1. Mai 2026: Von Hodorf nach Tönning

Nach dem langen gestrigen Tag schlafe ich zehn Stunden bis acht. Das Zelt ist schon sonnenerwärmt. Das laute Blöken der Schafe vom nahen Deich habe ich in die Träume meines etwas komatösen Schlafes eingebaut.

Ich muss ein kurzes Stück zurück, wieder über die Brückenbaustelle, über die ich mich gestern Abend schon gemogelt hatte.. Zwei zögerlichen Rentner*innen zeige ich, wie wir rüberkommen.

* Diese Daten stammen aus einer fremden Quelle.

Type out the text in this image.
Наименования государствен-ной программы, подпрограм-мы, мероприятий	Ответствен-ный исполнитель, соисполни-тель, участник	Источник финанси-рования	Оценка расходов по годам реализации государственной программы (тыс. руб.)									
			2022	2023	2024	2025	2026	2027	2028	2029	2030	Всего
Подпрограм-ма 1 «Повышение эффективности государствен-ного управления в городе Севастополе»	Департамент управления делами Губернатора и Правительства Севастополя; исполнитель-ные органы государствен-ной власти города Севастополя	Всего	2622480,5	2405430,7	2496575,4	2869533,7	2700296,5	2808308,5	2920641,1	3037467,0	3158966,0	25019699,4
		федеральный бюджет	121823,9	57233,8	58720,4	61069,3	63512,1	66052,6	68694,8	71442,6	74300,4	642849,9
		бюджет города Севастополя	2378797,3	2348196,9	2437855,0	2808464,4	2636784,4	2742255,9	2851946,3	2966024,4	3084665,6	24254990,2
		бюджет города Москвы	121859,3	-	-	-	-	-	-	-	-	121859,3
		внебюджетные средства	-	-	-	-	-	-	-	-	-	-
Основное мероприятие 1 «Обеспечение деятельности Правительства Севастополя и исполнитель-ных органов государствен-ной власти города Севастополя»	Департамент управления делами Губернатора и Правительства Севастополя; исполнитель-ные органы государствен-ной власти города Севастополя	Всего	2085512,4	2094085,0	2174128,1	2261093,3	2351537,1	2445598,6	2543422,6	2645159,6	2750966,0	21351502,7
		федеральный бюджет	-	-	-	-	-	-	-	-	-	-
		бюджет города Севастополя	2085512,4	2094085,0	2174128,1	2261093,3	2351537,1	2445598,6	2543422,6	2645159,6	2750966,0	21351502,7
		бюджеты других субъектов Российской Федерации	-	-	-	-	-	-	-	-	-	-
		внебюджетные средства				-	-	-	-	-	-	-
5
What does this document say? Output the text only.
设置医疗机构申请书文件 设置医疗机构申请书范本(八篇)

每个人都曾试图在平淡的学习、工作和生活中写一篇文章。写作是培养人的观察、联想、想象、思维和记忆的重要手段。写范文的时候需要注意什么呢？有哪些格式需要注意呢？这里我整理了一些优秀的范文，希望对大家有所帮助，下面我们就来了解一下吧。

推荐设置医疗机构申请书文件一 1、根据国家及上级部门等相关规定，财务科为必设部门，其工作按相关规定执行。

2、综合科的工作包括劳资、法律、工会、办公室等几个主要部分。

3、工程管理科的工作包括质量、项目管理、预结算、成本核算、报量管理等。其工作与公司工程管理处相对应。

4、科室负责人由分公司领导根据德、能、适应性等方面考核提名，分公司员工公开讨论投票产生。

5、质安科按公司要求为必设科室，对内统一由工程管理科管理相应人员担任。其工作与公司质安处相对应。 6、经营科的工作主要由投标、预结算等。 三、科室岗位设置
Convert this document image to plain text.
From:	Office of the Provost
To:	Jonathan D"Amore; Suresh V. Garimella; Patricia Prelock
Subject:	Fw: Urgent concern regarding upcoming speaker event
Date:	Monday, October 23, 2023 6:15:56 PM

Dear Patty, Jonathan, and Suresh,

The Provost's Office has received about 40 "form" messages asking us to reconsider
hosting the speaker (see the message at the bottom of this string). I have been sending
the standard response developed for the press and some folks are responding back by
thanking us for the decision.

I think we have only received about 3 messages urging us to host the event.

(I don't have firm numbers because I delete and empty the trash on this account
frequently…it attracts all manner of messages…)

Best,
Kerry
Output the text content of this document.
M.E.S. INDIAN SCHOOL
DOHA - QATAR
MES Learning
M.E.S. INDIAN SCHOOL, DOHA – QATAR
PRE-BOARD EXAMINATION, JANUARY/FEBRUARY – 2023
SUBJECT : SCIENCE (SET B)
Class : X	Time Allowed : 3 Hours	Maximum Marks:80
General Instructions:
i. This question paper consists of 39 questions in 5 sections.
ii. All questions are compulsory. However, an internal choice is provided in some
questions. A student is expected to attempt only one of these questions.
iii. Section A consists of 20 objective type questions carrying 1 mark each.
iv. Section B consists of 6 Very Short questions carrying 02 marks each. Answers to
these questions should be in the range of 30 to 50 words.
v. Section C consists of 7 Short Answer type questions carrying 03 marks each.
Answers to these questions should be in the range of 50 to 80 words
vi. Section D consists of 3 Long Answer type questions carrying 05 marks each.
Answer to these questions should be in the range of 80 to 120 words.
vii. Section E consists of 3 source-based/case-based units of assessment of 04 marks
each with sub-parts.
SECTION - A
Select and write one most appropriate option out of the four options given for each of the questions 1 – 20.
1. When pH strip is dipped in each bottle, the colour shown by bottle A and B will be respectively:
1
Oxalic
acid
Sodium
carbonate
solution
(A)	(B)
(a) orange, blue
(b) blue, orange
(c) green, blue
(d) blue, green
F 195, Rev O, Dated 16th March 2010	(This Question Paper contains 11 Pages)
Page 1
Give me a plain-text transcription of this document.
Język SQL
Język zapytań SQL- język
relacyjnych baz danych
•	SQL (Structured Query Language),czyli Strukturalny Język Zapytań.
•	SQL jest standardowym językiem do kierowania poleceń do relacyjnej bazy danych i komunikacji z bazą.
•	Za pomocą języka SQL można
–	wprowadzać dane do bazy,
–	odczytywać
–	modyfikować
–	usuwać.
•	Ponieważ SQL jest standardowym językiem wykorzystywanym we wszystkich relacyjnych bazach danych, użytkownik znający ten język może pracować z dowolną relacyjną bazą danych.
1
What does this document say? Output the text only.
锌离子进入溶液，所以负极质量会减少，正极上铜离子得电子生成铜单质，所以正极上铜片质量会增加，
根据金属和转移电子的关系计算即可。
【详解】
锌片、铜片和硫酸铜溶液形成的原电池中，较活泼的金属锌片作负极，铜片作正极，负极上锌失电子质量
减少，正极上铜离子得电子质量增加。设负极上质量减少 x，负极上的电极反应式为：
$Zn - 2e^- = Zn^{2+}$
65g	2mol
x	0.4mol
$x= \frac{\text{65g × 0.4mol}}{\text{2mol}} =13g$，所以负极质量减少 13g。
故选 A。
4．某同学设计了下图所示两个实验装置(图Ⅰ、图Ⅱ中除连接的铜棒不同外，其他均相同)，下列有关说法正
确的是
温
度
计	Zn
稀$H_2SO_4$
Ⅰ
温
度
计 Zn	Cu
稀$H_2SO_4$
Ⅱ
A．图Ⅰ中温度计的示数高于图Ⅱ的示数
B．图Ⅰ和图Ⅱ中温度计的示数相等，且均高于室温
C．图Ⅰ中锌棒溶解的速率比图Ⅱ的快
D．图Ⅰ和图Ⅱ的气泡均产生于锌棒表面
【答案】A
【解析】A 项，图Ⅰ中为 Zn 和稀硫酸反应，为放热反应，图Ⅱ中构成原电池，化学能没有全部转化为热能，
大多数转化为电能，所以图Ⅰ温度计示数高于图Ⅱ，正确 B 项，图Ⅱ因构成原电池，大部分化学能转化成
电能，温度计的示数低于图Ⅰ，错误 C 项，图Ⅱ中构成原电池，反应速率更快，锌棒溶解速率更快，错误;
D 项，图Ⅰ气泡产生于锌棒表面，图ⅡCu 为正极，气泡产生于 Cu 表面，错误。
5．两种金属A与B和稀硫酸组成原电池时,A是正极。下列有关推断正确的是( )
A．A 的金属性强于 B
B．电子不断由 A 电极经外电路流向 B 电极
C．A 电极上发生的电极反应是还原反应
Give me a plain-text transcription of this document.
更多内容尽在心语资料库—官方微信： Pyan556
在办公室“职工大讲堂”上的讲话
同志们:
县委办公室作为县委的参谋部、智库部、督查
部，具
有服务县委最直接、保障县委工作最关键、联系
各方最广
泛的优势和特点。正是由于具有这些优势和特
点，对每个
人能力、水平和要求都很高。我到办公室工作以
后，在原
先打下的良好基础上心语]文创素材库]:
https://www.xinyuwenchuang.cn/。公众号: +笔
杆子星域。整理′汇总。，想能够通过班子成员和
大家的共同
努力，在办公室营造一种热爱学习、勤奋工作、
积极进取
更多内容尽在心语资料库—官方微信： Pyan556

Ich nehme die kleine Fähre über die Stör nach Beidenfleth. Weiter geht es mit Rückenwind durch die frühlingsgrüne, schöne Landschaft. Den Nord-Ostsee-Kanal quere ich erneut per Fähre und lande in Burg. Ein kleiner Berg übt schon mal für die größeren, die spätestens in Island auf mich warten.

Hungrig erreiche ich Meldorf. Die Marsch ist manchmal etwas eintönig. Dafür ist in dem Ort der Bär los. Die Innenstadt ist voller Fress- und sonstiger Buden. Bei einem Italiener will ich was essen, doch ewig erscheint keine Bedienung. Also Pommes-Currywurst mit Cola vom Imbissstand. Schmeckt mir erstaunlich gut und gibt Power.

Ich komme an die Küste. Viel los hier. Verläuft sich aber auch. Büsum gibt einen Vorgeschmack auf St. Peter-Ording. Kann ich drauf verzichten, auf die Menschenmassen.

Immer am Deich lang, mal binnen-, mal butenseits, erreiche ich das Eidersperrwerk. Halb sechs. So langsam will ich gucken, wo ich bleibe heute Nacht. St. Peter schenk‘ ich mir. Die Campingplätze an der Route locken auch nicht.

Aber da liegt doch Tönning! Dort wohnt Dagmar, die Frau meines Cousins Peter, der leider vor zwei Jahren verstorben ist. Nach etwas hin und her rufe ich an und es passt ihr, dass ich komme. Ich werde herzlich empfangen. Ihr Sohn Ralf mit Familie lebt auch bei ihr im Haus und wir erleben einen schönen Abend.